Francisco en México

 

            Según la primera encíclica del papa Francisco, Evangelii Gaudium, una auténtica fe siempre implica un profundo deseo de cambiar el mundo. Tal es la fe del papa actual dentro de esa Iglesia, que quiere pobre y para los pobres. lo que implica la participación activa de los pobres en las decisiones que conciernen a su vida, como sujetos de su propio destino y autores propios, de quienes tenemos mucho que aprender. Sembradores del cambio, los llamó en el discurso a los Movimientos populares en Santa Cruz (Bolivia) el 9 de julio de 2015. En el análisis estructural de la pobreza que hace Francisco en la misma encíclica, el prinicipal diagnóstico es que la inequidad es raíz de los males sociales, porque hace una sociedad cada vez más rota y corrosiva; inequidad que es consecuencia de creencias y prejuicios que sirven de falsas justificaciones, como el elitismo, la discriminación y la idea de que la ambición es buena y la desesperación inevitable. Pero el meollo de la radicalización de esa opción por los pobres que hace el papa se encuentra en el relieve que da al hecho de que sólo puede evitarse la alienación entre teoría y realidad cuando el análisis estructural y la acción arraiguen en un contacto directo con los pobres, en quienes debemos ver la grandeza sagrada del prójimo: Es la radical espiritualidad del seguimiento de  Jesús:  Jesús quiere –nos dice en la EGque toquemos la miseria humana, que toquemos la carne sufriente de los demás. Espera que renunciemos a buscar esos cobertizos personales o comunitarios que nos permiten mantenernos a distancia del nudo de la tormenta humana, para que aceptemos de verdad entrar en contacto con la existencia concreta de los otros y conozcamos la fuerza de la ternura.

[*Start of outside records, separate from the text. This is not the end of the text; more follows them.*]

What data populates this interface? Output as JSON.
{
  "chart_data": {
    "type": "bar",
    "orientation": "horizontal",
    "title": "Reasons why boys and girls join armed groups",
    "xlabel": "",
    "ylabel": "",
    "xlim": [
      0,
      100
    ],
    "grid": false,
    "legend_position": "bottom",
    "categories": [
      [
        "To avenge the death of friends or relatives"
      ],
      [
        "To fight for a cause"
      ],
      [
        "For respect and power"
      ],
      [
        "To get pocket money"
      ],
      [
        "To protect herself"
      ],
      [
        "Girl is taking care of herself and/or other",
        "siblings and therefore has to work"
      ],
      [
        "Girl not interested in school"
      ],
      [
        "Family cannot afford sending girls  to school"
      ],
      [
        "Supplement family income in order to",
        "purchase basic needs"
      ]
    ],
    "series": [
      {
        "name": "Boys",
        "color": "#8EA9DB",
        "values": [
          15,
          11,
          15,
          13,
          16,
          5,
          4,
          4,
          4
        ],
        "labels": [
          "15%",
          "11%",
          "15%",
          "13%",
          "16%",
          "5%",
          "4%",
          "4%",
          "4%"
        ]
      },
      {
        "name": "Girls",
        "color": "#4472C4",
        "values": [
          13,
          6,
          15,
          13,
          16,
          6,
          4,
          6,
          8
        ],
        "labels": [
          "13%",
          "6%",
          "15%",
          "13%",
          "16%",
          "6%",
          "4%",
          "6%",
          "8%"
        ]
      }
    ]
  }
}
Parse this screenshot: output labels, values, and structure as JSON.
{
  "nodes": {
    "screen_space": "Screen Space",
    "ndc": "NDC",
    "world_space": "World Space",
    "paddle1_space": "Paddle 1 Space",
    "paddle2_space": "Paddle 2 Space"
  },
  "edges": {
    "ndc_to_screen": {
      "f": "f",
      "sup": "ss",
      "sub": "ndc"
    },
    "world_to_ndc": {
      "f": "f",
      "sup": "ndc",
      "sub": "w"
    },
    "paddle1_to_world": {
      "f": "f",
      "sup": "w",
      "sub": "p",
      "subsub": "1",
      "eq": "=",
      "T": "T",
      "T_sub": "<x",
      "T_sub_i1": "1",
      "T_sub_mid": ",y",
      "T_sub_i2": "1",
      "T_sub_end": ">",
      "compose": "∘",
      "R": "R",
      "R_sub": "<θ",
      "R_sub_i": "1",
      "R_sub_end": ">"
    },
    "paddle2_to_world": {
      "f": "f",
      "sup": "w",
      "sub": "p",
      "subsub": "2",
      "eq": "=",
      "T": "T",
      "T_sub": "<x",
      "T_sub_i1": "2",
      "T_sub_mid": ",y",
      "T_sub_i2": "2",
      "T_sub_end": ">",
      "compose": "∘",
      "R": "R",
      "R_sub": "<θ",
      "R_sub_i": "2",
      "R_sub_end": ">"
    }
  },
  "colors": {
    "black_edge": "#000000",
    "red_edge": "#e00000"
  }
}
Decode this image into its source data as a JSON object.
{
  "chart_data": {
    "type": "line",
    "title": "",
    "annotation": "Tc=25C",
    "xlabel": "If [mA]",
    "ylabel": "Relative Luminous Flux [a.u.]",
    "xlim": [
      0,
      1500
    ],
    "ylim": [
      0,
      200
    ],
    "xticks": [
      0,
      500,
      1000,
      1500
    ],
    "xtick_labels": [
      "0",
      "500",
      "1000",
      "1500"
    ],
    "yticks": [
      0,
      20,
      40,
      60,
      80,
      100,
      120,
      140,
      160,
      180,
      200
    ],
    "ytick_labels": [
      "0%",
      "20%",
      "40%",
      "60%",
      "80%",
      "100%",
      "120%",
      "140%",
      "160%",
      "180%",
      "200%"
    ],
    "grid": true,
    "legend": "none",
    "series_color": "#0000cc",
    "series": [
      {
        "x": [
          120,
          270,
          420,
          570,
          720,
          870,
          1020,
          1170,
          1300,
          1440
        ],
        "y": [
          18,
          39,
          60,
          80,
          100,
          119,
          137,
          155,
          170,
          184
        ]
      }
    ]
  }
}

Cuando lo hacemos, la vida siempre se nos complica maravillosamente y vivimos la intensa experiencia de ser pueblo, la experiencia de pertencer a su pueblo. Francisco está convencido de que sólo apoyándonos en esa cercanía real y cordial, podremos  acompañar adecuadamente a los pobres en su sendero de liberación. El teólogo y cardenal alemán Kasper interpreta esta convicción como una mística de coexistencia y encuentro, que constituye un cambio de paradigma en cuanto al método.- Sólo teniendo todo esto en cuenta podremos entender el viaje del papa a México y a todos los países pobres que visita y no nos perdernos en anécdotas y en superficialidades.